Albert Van Abbe enfonce le clou en saupoudrant sa techno d’odyssées psychédéliques : musique hindou, boucles acid, mélodies 80’s version techno indus. Merci mec, tu as nous offert tes tripes et ton cœur sur un plateau !

Evigt Mörker se charge de conclure la soirée de mains de maître. Un voyage éthéré, là-haut, au-dessus des nuages. Et ses voix d’ange lumineuses et chatoyantes qui semblent évoquer l’apparition d’Aurora Borealis dans les forêts suédoises. A en pleurer de beauté.

Dimanche :

10h et des brouettes d’extase. Chose promise, chose due. Nous quittons la mort dans l’âme le Cruquiusgilde pour rejoindre Donato Dozzy à l’after du Closure pour la Breakfast Club. Première bonne nouvelle, un buffet de mets divers et variés nous attend pour reprendre des forces. Deuxième nouvelle, malgré les inscriptions « no smoking » sur les murs du club, tout le monde fume sans complexes sur le dancefloor. Troisième « grande » nouvelle, Marco Shuttle est dans un grand soir !

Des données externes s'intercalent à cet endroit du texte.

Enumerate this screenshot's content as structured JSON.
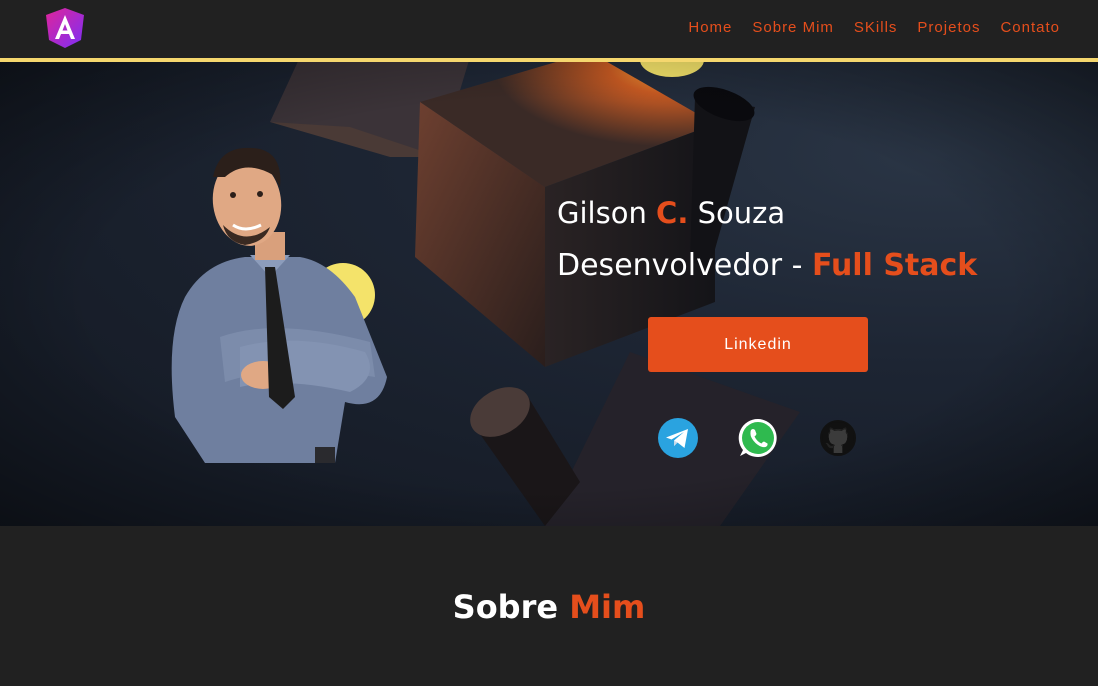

L’Italien fait des miracles avec ses quatre platines (vinyle et cd). Tel un charmeur de serpent, il enchaîne les tracks envoûtants pour mieux nous hypnotiser. Le set prend parfois des allures de rite chamanique. Pendant ce temps-là, Donato Dozzy finalise les réglages de ses machines en éclatant un gros spliff. Place au live de Voice From The Lake qui se chargera de régénérer nos neurorécepteurs endoloris par tout l’attirail biochimique nécessaire à notre métabolisme de clubber. Jusqu’à ce que nos muscles au bord des crampes nous intiment de rejoindre notre lit. Une semaine plus tard, les sirènes des clubs parisiens n’ont définitivement plus le même pouvoir d’attraction. Les Hollandaises non plus.

Julien Moschetti

Publié dans Trax le 30 octobre 2015.